Poder e Governo
Presídio para onde Vorcaro e Zettel foram transferidos abriga detentos notórios e enfrenta denúncias de má higiene
Unidade de Potim reúne presos famosos como Abdelmassih e motorista de Porsche; relatório da Defensoria aponta presença de ratos, escorpiões e alimentação com larvas e pedaços de unhas
A Penitenciária II de Potim, localizada no interior de São Paulo, tornou-se destino de detenções de grande notoriedade.
A unidade está situada a cerca de 40 quilômetros da Penitenciária de Tremembé, conhecida como “presídio dos famosos”. Desde janeiro, Potim passou a receber presos notórios transferidos de Tremembé, como o ex-médico Roger Abdelmassih, condenado a 104 anos de prisão por estupro de pacientes. O empresário também cobre pena na unidade.

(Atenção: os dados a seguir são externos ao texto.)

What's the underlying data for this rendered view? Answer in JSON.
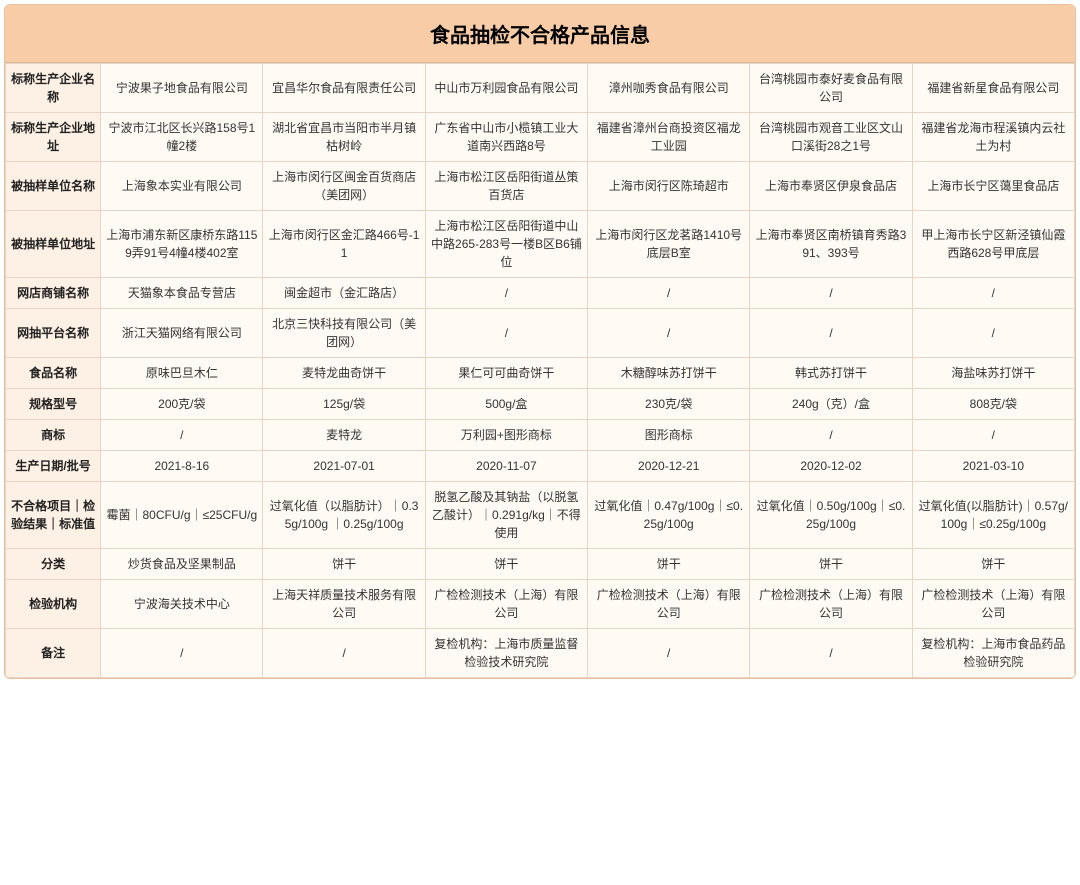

O banqueiro e seu cunhado foram detidos na quarta-feira (4), por ordem do ministro André Mendonça, do Supremo Tribunal Federal (STF), durante a terceira fase da Operação Compliance Zero. Após passarem pela sede da Polícia Federal na Lapa, Zona Oeste da capital, o ministro determinou a transferência de dois para o sistema penitenciário federal. Inicialmente, foram lançados ao Centro de Detenção Provisória (CDP) de Guarulhos e, na manhã desta quinta-feira, transferidos para Potim.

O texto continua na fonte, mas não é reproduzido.